OMB wants to reverse policies that bar persistent cookies on government Web sites

Many Web sites for news, shopping and socializing use cookies to track visitors’ interests and habits, but the federal government has long banned their use on agency sites. However, the Office of Management and Budget is reconsidering that policy and is seeking input from the public.

Cookies store information that Web sites can use to present information tailored to users’ interests. The small cookie files reside on users' computers, and the Web site reads them when users return. The site can then customize the information those users see, depending on information in the cookies.

Federal officials are considering various levels of visitor tracking, according to an OMB announcement released July 27. Under the proposed changes, agencies would be required to post a prominent statement saying that their Web sites use tracking tools. They would also need to give visitors the option of not being tracked.

Changing the government’s policy to allow the use of cookies would be a major shift, said Mark McCreary, a partner at law firm Fox Rothschild and an expert on Internet law.

“There is a huge underlying policy issue here of why…the federal government [needs] to track its citizens for the purpose of using its Web sites,” McCreary said. The cookie policies were established to protect people’s privacy, and other governments have taken the same approach, he added.

For example, in 2008, the European Union’s data privacy regulators said IP addresses should be considered personal information. “So one organization has spoken out and said, 'We consider this private information, and we are going to regulate it,'” McCreary said.

It is not clear whether the federal government should use the technology in the same manner as private companies, he added.

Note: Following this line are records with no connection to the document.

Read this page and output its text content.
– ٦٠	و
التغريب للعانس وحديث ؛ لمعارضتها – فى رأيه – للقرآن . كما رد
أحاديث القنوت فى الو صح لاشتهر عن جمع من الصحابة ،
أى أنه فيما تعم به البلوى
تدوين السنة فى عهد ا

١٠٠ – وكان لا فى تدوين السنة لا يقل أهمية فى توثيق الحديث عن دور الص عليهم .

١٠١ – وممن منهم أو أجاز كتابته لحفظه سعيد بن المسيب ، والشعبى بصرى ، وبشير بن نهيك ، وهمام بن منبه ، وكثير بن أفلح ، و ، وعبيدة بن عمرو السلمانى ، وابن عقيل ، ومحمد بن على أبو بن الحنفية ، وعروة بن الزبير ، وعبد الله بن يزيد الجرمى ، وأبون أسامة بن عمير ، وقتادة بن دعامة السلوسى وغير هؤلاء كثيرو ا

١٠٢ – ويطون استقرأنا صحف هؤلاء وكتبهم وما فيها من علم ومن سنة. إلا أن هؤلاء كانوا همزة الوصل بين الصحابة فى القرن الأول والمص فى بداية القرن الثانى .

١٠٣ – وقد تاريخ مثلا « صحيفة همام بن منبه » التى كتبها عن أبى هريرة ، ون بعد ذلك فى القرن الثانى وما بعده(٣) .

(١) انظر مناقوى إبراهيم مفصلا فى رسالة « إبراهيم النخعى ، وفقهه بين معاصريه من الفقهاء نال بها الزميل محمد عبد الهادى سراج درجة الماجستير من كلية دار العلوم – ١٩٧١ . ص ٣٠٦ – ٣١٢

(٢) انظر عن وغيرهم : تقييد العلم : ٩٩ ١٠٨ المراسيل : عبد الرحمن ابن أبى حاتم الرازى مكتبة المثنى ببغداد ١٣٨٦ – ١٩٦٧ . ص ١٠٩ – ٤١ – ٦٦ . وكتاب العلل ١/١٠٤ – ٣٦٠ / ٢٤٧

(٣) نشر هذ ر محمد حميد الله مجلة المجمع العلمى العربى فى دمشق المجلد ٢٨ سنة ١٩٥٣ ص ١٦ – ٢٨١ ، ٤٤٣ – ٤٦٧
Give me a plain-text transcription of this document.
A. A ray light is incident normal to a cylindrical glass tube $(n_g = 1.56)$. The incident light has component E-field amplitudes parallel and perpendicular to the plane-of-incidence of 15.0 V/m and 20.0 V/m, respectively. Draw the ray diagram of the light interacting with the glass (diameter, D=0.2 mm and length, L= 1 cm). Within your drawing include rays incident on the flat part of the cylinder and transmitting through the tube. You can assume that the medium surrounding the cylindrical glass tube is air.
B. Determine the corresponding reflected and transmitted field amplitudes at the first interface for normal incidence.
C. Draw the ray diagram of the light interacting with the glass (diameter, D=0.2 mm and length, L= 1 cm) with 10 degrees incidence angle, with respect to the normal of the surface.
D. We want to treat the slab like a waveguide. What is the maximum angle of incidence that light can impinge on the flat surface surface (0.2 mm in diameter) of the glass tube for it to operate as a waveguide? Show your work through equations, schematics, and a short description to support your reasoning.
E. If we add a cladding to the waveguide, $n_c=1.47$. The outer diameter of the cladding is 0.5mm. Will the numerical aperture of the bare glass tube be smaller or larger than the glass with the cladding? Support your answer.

“It is really important to step back and say, ‘Why does the federal government need to do this? What is the point?’” McCreary said.

About the Author

Doug Beizer is a staff writer for Federal Computer Week.

Reader comments

Wed, Aug 12, 2009 Clarence Tennis Indiana

Why is it that the desire to enhance your customers' experience viewed as an invasion of "privacy?" Once again the ignorant paranoids of the world are whipping up conspiracy theories and lies not to protect their "privacy" but to conceal their identities. I believe that this difference is not being well reported, or defined. There is a difference between privacy and anonymity, which is not something anyone has a "right" to. When I walk into a retail store I expect that I am being recorded on the store's surveillance tape, and that at any time, the owner of the store or law enforcement could deduce my identity. Or not even being taped. Maybe I go to the same gas station, and now my identity has been exposed because I'm there every other day! When we go to a web site while sitting in our homes, isn't that virtually the same as walking out the door of our house and going into town to the store? On the way there our neighbors and other folks see us. The store clerks see us. The cameras record us. Our credit card purchases time stamp us. Just because you're sitting in your house while shopping does not give you the right to anonymity!